Ossenworst, Böcklin en Bob
Op een warme middag liep ik een kamer binnen waar ik nog niet eerder was geweest. Daar zat Bob. Hij keek me aan met een blik die aftastte. In zijn hand een boterham met ossenworst. Toen ik daar iets over zei, gewoon en luchtig, brak zijn gezicht een beetje open. De spanning zakte. Alsof we via die worst even in hetzelfde Amsterdam zaten.
Bob was ooit musicus. Na een hersenbloeding was zijn leven veranderd. Zijn woorden kwamen moeizamer. Hij sprak weinig, maar als je ruimte gaf, kwam er iets. Hij had zijn muziek moeten loslaten, maar hij bleef mensen bedanken. Gaf complimenten. Er zat zachtheid onder zijn terughoudendheid. Zijn kamer hing vol glas, het licht danste erin. En tegenover zijn bed hing een poster van dat schilderij: Die Toteninsel van Böcklin.

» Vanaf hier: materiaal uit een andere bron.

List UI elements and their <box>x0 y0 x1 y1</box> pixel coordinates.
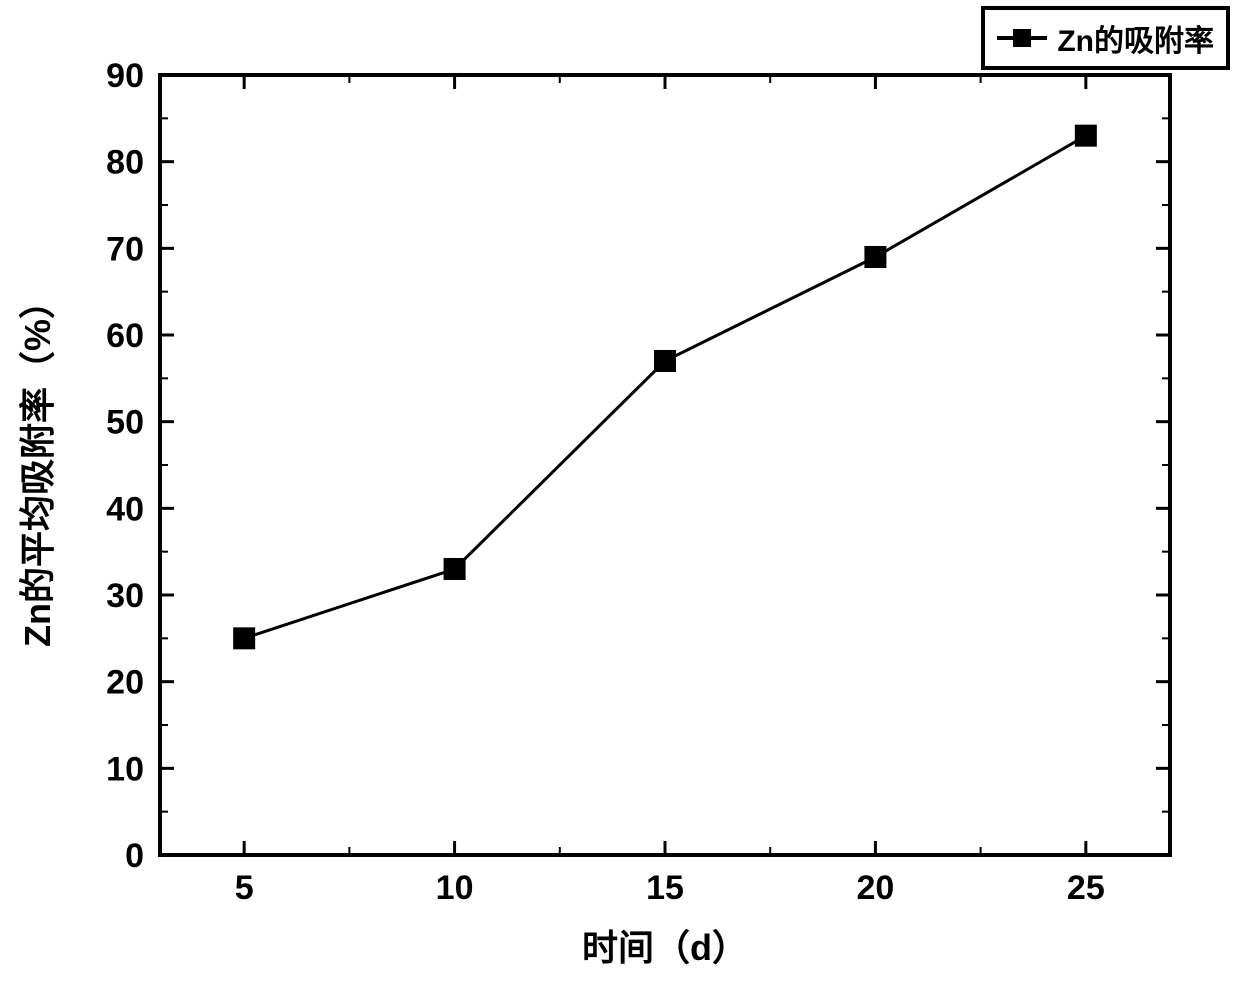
data-point-marker <box>444 558 466 580</box>
x-axis-label: 时间（d） <box>582 927 748 968</box>
y-tick-label: 40 <box>106 490 144 528</box>
y-tick-label: 70 <box>106 230 144 268</box>
y-tick-label: 60 <box>106 317 144 355</box>
y-tick-label: 20 <box>106 664 144 702</box>
data-point-marker <box>1075 125 1097 147</box>
chart-container: Zn的吸附率 5 10 15 20 25 0 10 20 30 40 50 60 70 80 90 时间（… <box>0 0 1240 999</box>
y-tick-label: 30 <box>106 577 144 615</box>
y-axis-label: Zn的平均吸附率（%） <box>17 283 58 647</box>
y-tick-label: 50 <box>106 404 144 442</box>
y-tick-label: 0 <box>125 837 144 875</box>
data-point-marker <box>864 246 886 268</box>
data-point-marker <box>654 350 676 372</box>
y-tick-label: 10 <box>106 750 144 788</box>
legend-series-marker <box>1013 29 1031 47</box>
y-tick-label: 80 <box>106 144 144 182</box>
data-point-marker <box>233 627 255 649</box>
legend-series-line <box>997 36 1047 40</box>
x-tick-label: 15 <box>646 869 684 907</box>
y-axis-minor-ticks <box>160 118 1170 811</box>
series-line <box>244 136 1086 639</box>
legend: Zn的吸附率 <box>981 6 1230 70</box>
legend-series-label: Zn的吸附率 <box>1057 16 1214 60</box>
x-tick-label: 25 <box>1067 869 1105 907</box>
x-axis-minor-ticks <box>349 75 980 855</box>
y-tick-label: 90 <box>106 57 144 95</box>
x-tick-label: 20 <box>857 869 895 907</box>
x-tick-label: 10 <box>436 869 474 907</box>
x-tick-label: 5 <box>235 869 254 907</box>
line-chart: 5 10 15 20 25 0 10 20 30 40 50 60 70 80 90 时间（d） Zn的平… <box>0 0 1240 999</box>
plot-border <box>160 75 1170 855</box>
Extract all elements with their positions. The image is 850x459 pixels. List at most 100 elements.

Ik herkende het meteen. Böcklin raakt me altijd. Dat hij juist dit werk tegenover zijn had hangen, vond ik mooi maar maakte mij ook nieuwsgierig. En ik denk dat hij dat voelde. We spraken er vaak over. Niet groots of diep filosofisch. Gewoon vragen. “Wat zie je erin?” vroeg ik. Hij keek lang. “Licht,” zei hij, “maar vooral donkerte.” Ik zei weinig. Ik stelde alleen vragen. En Bob sprak.
Ik kwam nog drie keer terug. Elke keer kwamen we uit bij het schilderij. De figuur in de boot. Het water. De stilte. Soms zei hij: “Misschien wil die man gewoon ergens aankomen.” En dan bleven we even stil.
We spraken ook over zijn vrouw. Of beter gezegd: Bob sprak. “Ze is thuis. En ik ben hier.” Zijn stem was zacht. “Ik wil niet dat ze zich zorgen maakt. Maar ik mis haar. Heel erg.” Het hoefde niet groter gemaakt te worden. Het was precies wat het was.
In de gesprekken tussen hem en zijn vrouw kwam langzaam iets los. Geen grote woorden over afscheid. Maar een soort samen weten. Het schilderij hielp. Het gaf iets om op terug te vallen. Niet om uit te leggen, maar om samen naar te kijken.
Op een middag zat ik op zijn kamer samen met zijn vrouw. Hun stemmen waren rustig. Niet omdat het makkelijk was, maar omdat er vertrouwen was. Hij hoefde haar niet te sparen. Zij hoefde hem niet te beschermen. Daarin zat hun kracht.
Een paar weken later overleed Bob.
Het voelde niet als een plots einde. Eerder als iets wat volgde op wat al gaande was. Er hoefde weinig gezegd te worden. De dood was voor Bob geen beladen onderwerp meer. Het was iets wat ruimte had gekregen.
Hij had zijn muziek losgelaten. Maar hij vond een ander soort rust. Door te kijken. Door te spreken. En vooral doordat er ruimte was om gewoon te zijn. Die Toteninsel hing er niet als decor. Het hielp hem iets begrijpen. Iets toelaten. De dood, niet als breuk, maar als reis. En misschien, in stilte, als thuiskomen.